Plan a life, not a day
Bell and his fiancee are both goal-oriented people. "We have things we want to achieve, such as buying a home or having kids," he said. "And we realized there are financial implications to all of those things."
Schneider said financial considerations have to come first. The first thing she recommends is that engaged couples sit down and talk about their financial goals to put the wedding day into perspective. What do couples want in the first year of marriage? Where do they want to be in five years?
"Your wedding is your first day (of your) life as a unit," Schneider said. "Instead of just focusing on that day, think about what you want your life to look like financially before you plunk down any money for your wedding."
"To really throw away money on one day when we have an entire lifetime to think about, I just don't think either of us looks at (that) as the responsible choice," he said. "There are things we want versus things we need. At the end of the day, we need financial stability in our lives. We need a day we can remember, but not one we regret."
Once a budget is set, then the fun begins.
Skip the 'wedding' dress
The survey by theknot.com and weddingchannel.com found that the average price of a wedding dress is $1,121 — but much of the price is just for the name "wedding," Schneider said. "You could find a very nice evening gown for less than $100," she said. "But you put the word 'wedding' in front of 'gown,' and all of a sudden you are looking at $1,000."
Instead of buying a wedding gown, Schneider bought an ivory bridesmaid's dress. "It was perfect. It was simple. It was elegant. It was my style," she said.
And it was less than $100.
Bell also identified the dress as a high-ticket item, but thinks his fiancee will find a way to cut down on the cost. "She is a pretty girl," he said, "so I don't think she is going to have any problem looking beautiful on that day."
Like Schneider, Bell also thinks the word "wedding" in front of items increases the cost. For example: wedding photographers. "If you took the word 'wedding' off, I'm pretty sure you could get a decent price," he said.
Bell said there is an amazing number of talented freelance photographers who shoot for little money. And he said the same strategy applies to finding a band to play at the reception.
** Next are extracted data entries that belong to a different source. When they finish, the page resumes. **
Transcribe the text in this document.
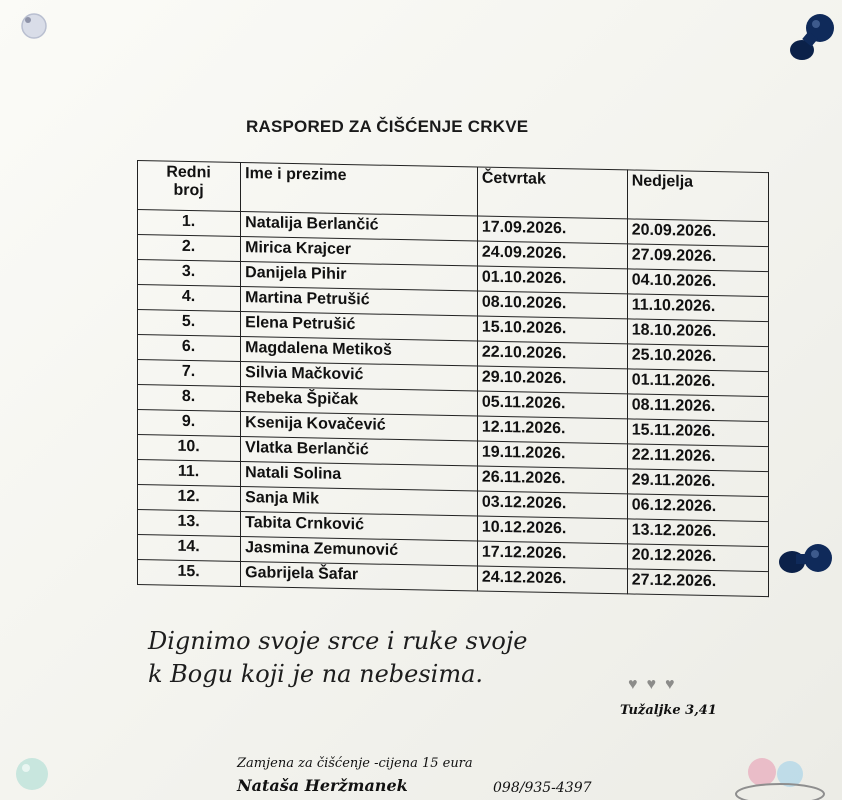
RASPORED ZA ČIŠĆENJE CRKVE
Redni
broj	Ime i prezime	Četvrtak	Nedjelja
1.	Natalija Berlančić	17.09.2026.	20.09.2026.
2.	Mirica Krajcer	24.09.2026.	27.09.2026.
3.	Danijela Pihir	01.10.2026.	04.10.2026.
4.	Martina Petrušić	08.10.2026.	11.10.2026.
5.	Elena Petrušić	15.10.2026.	18.10.2026.
6.	Magdalena Metikoš	22.10.2026.	25.10.2026.
7.	Silvia Mačković	29.10.2026.	01.11.2026.
8.	Rebeka Špičak	05.11.2026.	08.11.2026.
9.	Ksenija Kovačević	12.11.2026.	15.11.2026.
10.	Vlatka Berlančić	19.11.2026.	22.11.2026.
11.	Natali Solina	26.11.2026.	29.11.2026.
12.	Sanja Mik	03.12.2026.	06.12.2026.
13.	Tabita Crnković	10.12.2026.	13.12.2026.
14.	Jasmina Zemunović	17.12.2026.	20.12.2026.
15.	Gabrijela Šafar	24.12.2026.	27.12.2026.
Dignimo svoje srce i ruke svoje
k Bogu koji je na nebesima.	♥ ♥ ♥
Tužaljke 3,41
Zamjena za čišćenje -cijena 15 eura
Nataša Heržmanek	098/935-4397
"Don't go on the Internet and look up 'best wedding band in New York City,'" he said. "When you look for people on Google, you are just going to find people who are extremely expensive."
Instead, he advised, ask people you know. Just don't use the word "wedding."
There are many ways to cut expenses on weddings. Here are a few ideas:
Invite fewer people. This can be accomplished in many ways, such as sending fewer invitations or having the wedding at an exotic location.
Don't always assume renting is cheaper than buying.
Look online. Many items needed for weddings are now available online at used prices.
Do it yourself. The Internet is also full of inexpensive (and fun) ideas for creating your own decor for the reception.
Pick days and venues in the off-season when prices are cheaper.
Get a friend to make a wedding cake as a wedding gift.
Use social media to keep people up to date on wedding plans and searches for less-expensive alternatives.
Both Bell and Schneider balked at the $27,000 average cost of a wedding. Bell thinks the figure may be due to some brides feeling pressure to compete with their friends, and he calls it a wake-up call to parents who may need to pay for their daughter's dream.
Schneider, however, said couples shouldn't give into pressure. "Think about what $27,000 can buy," she said. "You wouldn't ever consider spending that much money on any other party. Ever. Only for weddings do we think that is normal. And it is not normal. $27,000 is a down payment on a house. It is a brand new car. It's four years of public college at a state school. It's insane to spend that much money on a wedding."